The girls were two sisters: Janet and May Jessop; Janet eighteen and May a year older. We were both surprised that two white women in that country were not married and mothers by that age. Most had their first child before eighteen. We gathered that both were strong-minded ladies. They had been raised on a small Texas ranch about thirty miles on the other side of the Pecos. Their old man ran cows, sheep and hogs. They had a mother and five brothers and they guessed all their menfolk were out looking for them.
McAllister apologized for the fact, but he made it clear to them that we had an oversized bunch of cows to nurse and that if the Misses Jessop wanted to stay in our company, they would have to come on to Colorado with us. Which, they agreed, might not be an ideal arrangement, but a sight better than being in the han
ds of the Indians. Me and McAllister exchanged glances that said we thought it was an ideal arrangement. Maybe we would come across somebody going back across the Pecos. If so and if that somebody had a party strong enough to go unmolested through Comancheria, then the girls could go with them. I crossed my fingers and prayed we wouldn’t come across any such party. I don’t doubt McAllister shared my views. Mind you, I could foresee that we would have to fight off randy cowboys and such.

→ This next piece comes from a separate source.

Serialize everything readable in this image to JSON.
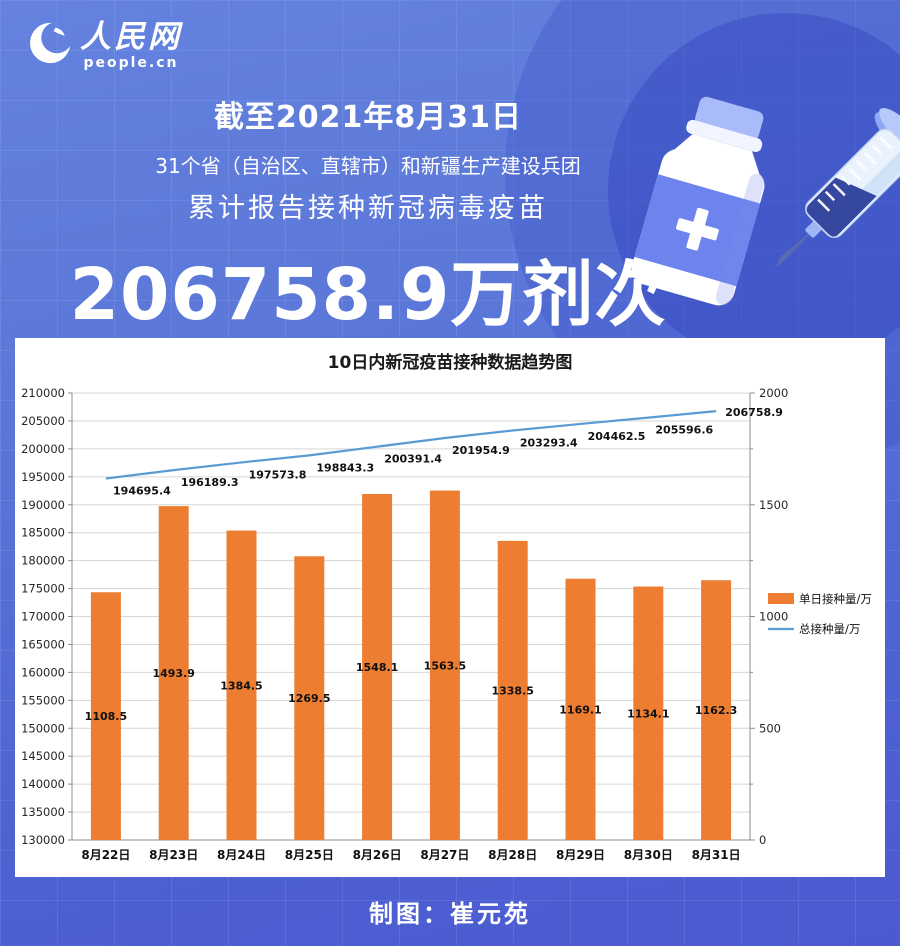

Trail herds do not, as you will have seen, travel at any great speed. It did not surprise us that we came up with ours by noon. We surprised the crew all right, turning up with two girls in tow and I treasure the memory of our boys’ faces when they first caught sight of them. Most of them had their eyes on stalks. Mr. Smith was all gallantry, taking off that old derby of his and giving them a bow that would have done a queen credit. The girls seemed mighty taken with them all and, as I had guessed, we had almost to beat the boys off.
However, when we had the crew more or less settled down and had rigged up a shelter for the girls so they could clean themselves up and do what they could to repair any damage they had suffered, we told those who were not out guarding the herd what had gone on back there at the eye. The boys looked at us as if they thought we were two pretty tough heroes. It was an unaccustomed part for me to play, so I kept my mouth shut and didn’t say one solitary word about me losing my head and messing my pants with sheer naked fear. Nor did McAllister, which came as a pleasant surprise to me.
When the girls were cleaned up and in pretty good repair, we hitched the team to the wagon, the girls climbed up beside Mr. Smith and we hit the trail. The cows had walked all night and were getting pretty tired, but McAllister thought there was a chance of more water just ahead and he would keep going until we reached it. There he proposed to rest the cattle till nightfall and then to push on again in the cool of the dark.
During that drive, you’d be surprised the number of times men from the herd found it necessary to head for the wagon. Or maybe you wouldn’t. I told McAllister he should maintain some discipline, but he only laughed and said that they’d all earned a look at a pretty girl and boys would be boys.